A Moment with Ferlinghetti
Maybe it’s the weather today, which has a kind of air that feels like San Francisco, but for whatever reason, I flashbacked to the time I met Lawrence Ferlinghetti.
It was my first time in San Francisco, and I’d already been to City Lights, hoping to lay eyes on him, this poet who’d inspired me in my teens. I used to make artworks out of his poems. I’d photocopy my favorites, paste them to a newspaper front page and paint around them. She was very earnest, teen Emily.
Anyway — early twenties Emily was in San Francisco, trying to follow the way of the Beats, drinking cappuccinos in North Beach and hanging out at City Lights. And I don’t remember if I knew Ferlinghetti was going to be at this restaurant nearby or he just happened to turn up — but I sat furiously writing in a booth a few tables away until I could work up the courage to go and ask him for an autograph.
In those days, I was writing on brown paper bags that I’d made into signatures that I then stitched into the book cover I’d made out of an old olive oil can. I’d fill up the book, cut out the pages and then start all over again.
I figured I’d ask Ferlinghetti to sign my notebook as it was all I had with me and I knew I’d savor it in its context. It would always be in this moment — the time I met Ferlinghetti while I was writing in San Francisco.
I worked up the courage, offered up the front page of my homemade notebook and asked him to sign it. He took hold of it and he said, “Is this where you write all your great thoughts?” or something to that effect. And then he proceeded to flip through it.
The horror I felt, that he might somehow read some unprepared unguarded bit of writing that was not meant for him….I was mortified. Then he signed the front page and it was all over.
And, yes, I treasured that page but always with a sense of shame that I couldn’t really identify. I tried to just feel pleased but it was complicated in ways I couldn’t put my finger on. Now, in my 40s, I recognize that I was being patronized. Now I know that I felt shame because the great poet Lawrence Ferlinghetti took one look at me and my home-made notebook and knew I had no great thoughts, just aspirations. Silly girl.

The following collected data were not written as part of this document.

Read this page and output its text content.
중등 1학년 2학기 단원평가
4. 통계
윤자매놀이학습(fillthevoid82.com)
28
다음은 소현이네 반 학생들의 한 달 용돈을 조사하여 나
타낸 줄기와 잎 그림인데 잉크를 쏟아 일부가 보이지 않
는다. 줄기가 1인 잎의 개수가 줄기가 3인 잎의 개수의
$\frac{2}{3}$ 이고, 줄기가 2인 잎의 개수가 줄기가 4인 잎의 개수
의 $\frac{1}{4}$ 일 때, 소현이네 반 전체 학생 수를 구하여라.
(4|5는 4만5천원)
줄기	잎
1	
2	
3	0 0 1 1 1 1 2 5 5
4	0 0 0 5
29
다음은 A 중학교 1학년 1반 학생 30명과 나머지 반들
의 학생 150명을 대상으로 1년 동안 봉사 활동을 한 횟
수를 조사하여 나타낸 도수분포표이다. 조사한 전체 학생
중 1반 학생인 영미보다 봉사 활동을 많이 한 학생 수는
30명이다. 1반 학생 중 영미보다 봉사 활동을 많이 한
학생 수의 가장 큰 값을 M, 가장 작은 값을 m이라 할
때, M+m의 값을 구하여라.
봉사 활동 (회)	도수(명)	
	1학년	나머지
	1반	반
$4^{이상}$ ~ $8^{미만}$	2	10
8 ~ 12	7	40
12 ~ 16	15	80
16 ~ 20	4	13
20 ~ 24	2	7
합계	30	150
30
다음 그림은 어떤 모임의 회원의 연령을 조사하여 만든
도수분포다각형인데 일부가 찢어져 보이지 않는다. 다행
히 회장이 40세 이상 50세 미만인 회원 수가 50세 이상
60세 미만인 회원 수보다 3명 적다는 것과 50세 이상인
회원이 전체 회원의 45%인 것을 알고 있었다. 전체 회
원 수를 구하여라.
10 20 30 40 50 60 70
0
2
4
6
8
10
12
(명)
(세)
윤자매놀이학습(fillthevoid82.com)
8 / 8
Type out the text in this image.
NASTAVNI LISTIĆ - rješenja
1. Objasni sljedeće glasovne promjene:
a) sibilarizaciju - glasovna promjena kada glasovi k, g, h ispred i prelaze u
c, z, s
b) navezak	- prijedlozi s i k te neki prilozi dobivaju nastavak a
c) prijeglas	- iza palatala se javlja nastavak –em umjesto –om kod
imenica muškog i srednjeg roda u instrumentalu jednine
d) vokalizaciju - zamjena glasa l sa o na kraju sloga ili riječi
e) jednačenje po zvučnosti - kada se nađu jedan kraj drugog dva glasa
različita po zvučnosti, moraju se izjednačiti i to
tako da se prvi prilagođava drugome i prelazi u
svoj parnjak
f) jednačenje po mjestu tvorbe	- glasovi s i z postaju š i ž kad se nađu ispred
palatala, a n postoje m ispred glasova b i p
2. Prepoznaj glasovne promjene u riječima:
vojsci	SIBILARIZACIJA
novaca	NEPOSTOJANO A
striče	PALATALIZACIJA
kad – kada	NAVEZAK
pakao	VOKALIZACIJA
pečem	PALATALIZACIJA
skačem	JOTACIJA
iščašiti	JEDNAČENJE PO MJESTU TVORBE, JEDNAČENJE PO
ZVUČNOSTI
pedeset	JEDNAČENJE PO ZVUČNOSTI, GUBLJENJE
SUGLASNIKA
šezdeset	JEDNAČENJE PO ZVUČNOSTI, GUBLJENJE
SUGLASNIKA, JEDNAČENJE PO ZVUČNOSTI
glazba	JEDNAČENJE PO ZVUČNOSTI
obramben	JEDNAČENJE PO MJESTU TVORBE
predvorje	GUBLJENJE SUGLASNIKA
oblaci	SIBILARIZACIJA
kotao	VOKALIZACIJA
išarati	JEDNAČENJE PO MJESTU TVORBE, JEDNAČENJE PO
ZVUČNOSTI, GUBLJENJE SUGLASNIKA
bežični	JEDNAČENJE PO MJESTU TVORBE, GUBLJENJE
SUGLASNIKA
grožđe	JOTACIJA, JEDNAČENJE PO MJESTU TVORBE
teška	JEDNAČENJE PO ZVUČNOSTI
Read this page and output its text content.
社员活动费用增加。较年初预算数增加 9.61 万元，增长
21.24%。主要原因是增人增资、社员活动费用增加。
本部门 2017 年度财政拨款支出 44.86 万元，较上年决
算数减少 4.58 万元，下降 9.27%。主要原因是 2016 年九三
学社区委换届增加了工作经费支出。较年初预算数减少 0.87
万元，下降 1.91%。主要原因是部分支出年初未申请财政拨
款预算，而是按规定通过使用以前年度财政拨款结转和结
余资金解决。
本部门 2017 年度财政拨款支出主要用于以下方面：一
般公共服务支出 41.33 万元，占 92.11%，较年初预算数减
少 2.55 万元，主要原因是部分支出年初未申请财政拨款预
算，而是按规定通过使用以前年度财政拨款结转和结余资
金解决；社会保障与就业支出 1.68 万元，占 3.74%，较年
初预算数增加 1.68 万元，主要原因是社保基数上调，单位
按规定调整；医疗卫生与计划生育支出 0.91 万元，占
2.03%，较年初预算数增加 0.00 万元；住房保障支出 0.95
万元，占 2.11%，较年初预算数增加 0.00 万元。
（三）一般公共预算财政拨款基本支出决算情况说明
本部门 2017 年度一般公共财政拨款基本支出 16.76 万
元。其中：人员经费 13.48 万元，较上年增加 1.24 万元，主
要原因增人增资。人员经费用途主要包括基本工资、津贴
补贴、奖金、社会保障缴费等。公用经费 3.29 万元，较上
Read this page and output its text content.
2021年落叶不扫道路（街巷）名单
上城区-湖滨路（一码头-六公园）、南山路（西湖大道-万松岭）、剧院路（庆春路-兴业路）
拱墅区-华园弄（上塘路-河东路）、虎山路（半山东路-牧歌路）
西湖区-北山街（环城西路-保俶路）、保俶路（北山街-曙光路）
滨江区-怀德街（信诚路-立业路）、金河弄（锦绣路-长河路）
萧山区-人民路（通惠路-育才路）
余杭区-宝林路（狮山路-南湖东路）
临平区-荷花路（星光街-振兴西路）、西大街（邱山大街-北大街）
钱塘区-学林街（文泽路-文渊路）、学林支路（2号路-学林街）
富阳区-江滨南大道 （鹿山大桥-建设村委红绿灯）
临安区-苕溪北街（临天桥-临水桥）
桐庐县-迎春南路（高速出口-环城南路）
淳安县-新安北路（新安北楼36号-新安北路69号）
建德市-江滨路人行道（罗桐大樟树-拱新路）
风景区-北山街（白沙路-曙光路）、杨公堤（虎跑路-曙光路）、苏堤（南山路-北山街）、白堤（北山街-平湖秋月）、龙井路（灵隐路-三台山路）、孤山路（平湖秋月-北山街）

And now, as an artist in my 40s, I also recognize it as a fairly gendered experience. It likely wasn’t just my youth, my quirky clothes or my weirdo notebook that made him think my “great” ideas weren’t worth much. It’s likely that it was the simple fact of my being a young woman — or just a woman. The Beats weren’t feminist. Not in any way. I’d already read Joyce Johnson’s Minor Characters about hanging around the beats when she was Jack Kerouac’s girlfriend. I knew that girls weren’t welcome in this particular clubhouse. But it took me ages to put together that this would mean I would never be seen by this sort of artist as a fellow artist. I would never be taken seriously by most male artists, I understand now.
I try to image what would have happened if I’d been a young man in this situation with Ferlinghetti. Maybe he would have been just as patronizing. It’s hard to know from here. I think, though, if I could go back in time and talk to my earnest twenty something self after this event, I’d like to tell her a few things about what I see now.
Dear Twenty Something Emily,
Yes, he was a great writer and of course you admire him. But that doesn’t give him the right to just open up your journal and rifle through it. It’s not his book. You offered him a page to sign and he treated your book with no respect. He did not ask your permission. He did not get your consent. It was not a kind way to engage with a young writer. Let’s imagine a younger writer came to you with their notebook and asked you to sign it. Would you laugh about their great ideas and flip through their precious notebook without their permission? Never. Not in a million years. He had power and he used it to make you feel shame. He could have used it to buoy you up but he did not do that.
I wish he had. A little boost from the great Ferlinghetti might have given you some extra confidence that you sorely needed at the time but he chose not to do that. He was kind of a dick to you but you’re not ready to recognize this sort of behavior yet. You’ll understand later. It sucks and I’m sorry. I wish you’d meet someone with some power who could boost you instead of patronize you but this is not that moment. Here’s where you start to learn how to boost yourself. It’ll serve you well. Keep doing it.
Love,
Yourself from decades down the line.